Type One: Propelling Pencil

While all mechanical pencils push the lead out&#0151in fact, it can be argued that this is their very character—for some, that is their limit.

The earliest pencils, such as the Mordans, are simple, propelling pencils. The lead is manually pushed down a tube of matching diameter, and is friction-fit. A small rod inside pushes the lead forward, as needed, usually with a twist action mechanism. When done writing, the user twists the mechanism in reverse, and manually pushes the lead back down into it’s socket.

Fancy Propelling Pencil

Fancy Propelling Pencil

Some of these pencils are simple, some are fancy. With lead-storage compartments, erasers hidden inside the finial, or even finial-mounted engraved jewels, there was something for every income level. But until the early 20th century, they were generally all just plain, propelling pencils.

Type Two: Propel-Repel

At some point, someone became understandably irritated with having to push down the lead in their pencil. “Wouldn’t it be nice,” we imagine them saying over dinner, “ if the darned thing would just go back in on it’s own?” And so the propel-repel pencil was born.

Where the previous incarnation of the pencil had the lead freely sliding in and out of a closely-fitted tube, a new innovation approached the problem a little differently. The end of the lead firmly fitted into a socket, and the socket—attached to a shuttle—moved up and down the length of the barrel.

This was an excellent and convenient solution, and users around the world sat at their desks, twisting the mechanism back-and-forth, watching the lead go in-and-out, solidly held in place.
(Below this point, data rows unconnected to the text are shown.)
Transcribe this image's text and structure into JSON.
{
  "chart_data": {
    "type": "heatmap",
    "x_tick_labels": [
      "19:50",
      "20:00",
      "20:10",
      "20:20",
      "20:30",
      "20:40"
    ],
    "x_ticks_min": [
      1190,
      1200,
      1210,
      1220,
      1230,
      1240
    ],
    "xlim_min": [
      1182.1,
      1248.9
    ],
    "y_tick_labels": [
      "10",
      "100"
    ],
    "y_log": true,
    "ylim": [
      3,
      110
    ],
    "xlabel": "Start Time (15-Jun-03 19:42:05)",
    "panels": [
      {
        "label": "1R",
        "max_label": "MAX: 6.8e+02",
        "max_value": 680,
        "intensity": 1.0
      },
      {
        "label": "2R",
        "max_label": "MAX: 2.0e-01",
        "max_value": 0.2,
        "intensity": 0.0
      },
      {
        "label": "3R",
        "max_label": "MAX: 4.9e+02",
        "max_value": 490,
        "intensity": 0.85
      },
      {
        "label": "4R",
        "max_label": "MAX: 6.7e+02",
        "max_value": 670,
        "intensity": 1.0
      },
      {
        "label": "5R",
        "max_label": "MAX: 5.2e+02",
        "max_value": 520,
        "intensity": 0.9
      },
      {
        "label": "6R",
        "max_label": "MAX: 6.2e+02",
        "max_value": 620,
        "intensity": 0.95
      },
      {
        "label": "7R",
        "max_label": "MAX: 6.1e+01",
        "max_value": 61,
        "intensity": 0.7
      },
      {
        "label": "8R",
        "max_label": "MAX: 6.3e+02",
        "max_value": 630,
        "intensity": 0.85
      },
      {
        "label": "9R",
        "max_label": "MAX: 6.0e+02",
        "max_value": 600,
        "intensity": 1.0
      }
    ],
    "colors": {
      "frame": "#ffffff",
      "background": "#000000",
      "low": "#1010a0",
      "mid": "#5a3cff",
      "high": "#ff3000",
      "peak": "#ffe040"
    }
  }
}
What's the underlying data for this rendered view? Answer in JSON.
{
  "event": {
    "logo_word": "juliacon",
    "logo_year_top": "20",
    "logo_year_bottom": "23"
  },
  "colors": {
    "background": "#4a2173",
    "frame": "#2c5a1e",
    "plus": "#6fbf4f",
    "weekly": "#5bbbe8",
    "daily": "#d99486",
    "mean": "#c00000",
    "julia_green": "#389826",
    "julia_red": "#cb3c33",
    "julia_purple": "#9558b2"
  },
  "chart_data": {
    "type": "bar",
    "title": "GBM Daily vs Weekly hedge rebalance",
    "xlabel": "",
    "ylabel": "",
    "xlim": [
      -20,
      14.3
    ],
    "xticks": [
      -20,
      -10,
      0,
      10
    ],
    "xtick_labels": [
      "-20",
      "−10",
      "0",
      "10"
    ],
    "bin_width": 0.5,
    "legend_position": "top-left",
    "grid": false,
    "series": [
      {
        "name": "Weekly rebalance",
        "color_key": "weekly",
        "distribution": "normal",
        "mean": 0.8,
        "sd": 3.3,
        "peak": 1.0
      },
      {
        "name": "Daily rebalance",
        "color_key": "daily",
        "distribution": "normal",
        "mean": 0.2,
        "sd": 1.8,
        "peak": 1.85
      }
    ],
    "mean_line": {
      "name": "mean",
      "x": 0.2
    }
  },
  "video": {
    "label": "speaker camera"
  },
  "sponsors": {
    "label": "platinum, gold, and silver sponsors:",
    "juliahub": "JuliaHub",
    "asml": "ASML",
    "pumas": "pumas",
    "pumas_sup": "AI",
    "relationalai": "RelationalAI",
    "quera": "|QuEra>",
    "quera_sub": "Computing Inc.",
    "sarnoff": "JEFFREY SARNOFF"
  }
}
Until the lead broke off, right at the socket. Then the only solution was to get out a very small drill bit, and ream out the socket, scattering graphite dust everywhere. Obviously more innovation was needed.

Type Three: Propel-Repel-Expel
Yard-o-led Mechanism Detail

The pinnacle of pencil design!

In the 1930s, a true innovation took place. Rather than simply wedging the lead into a socket, a propelling rod was placed inside the socket; one which travels only far enough to push remnants of the lead out of the socket, doing so only when the mechanism is at the furthest point of travel along the barrel.

This design was truly revolutionary, and is still in use in fine mechanical pencils today. It became eloquently known as the propel-repel-expel pencil.

These three main categories—propel, propel-repel, and propel-repel-expel—are not comprehensive. You may come across variations, and combinations, of two or all three varieties. But keeping these basic design types in mind may prevent you from trying to, for example, pull out a propelling rod, thinking that it is a piece of lead stuck inside. Or it may help you to recognize that more is wrong with that Vacumatic pencil than is first apparent.

No matter the mechanism with which your pencil is equipped, the action should be smooth and easily worked. The lead shouldn’t fall out in use, and it should be back in the barrel when you are done writing. It should be reliable and clean.

Not bad, for a two-hundred-year-old design.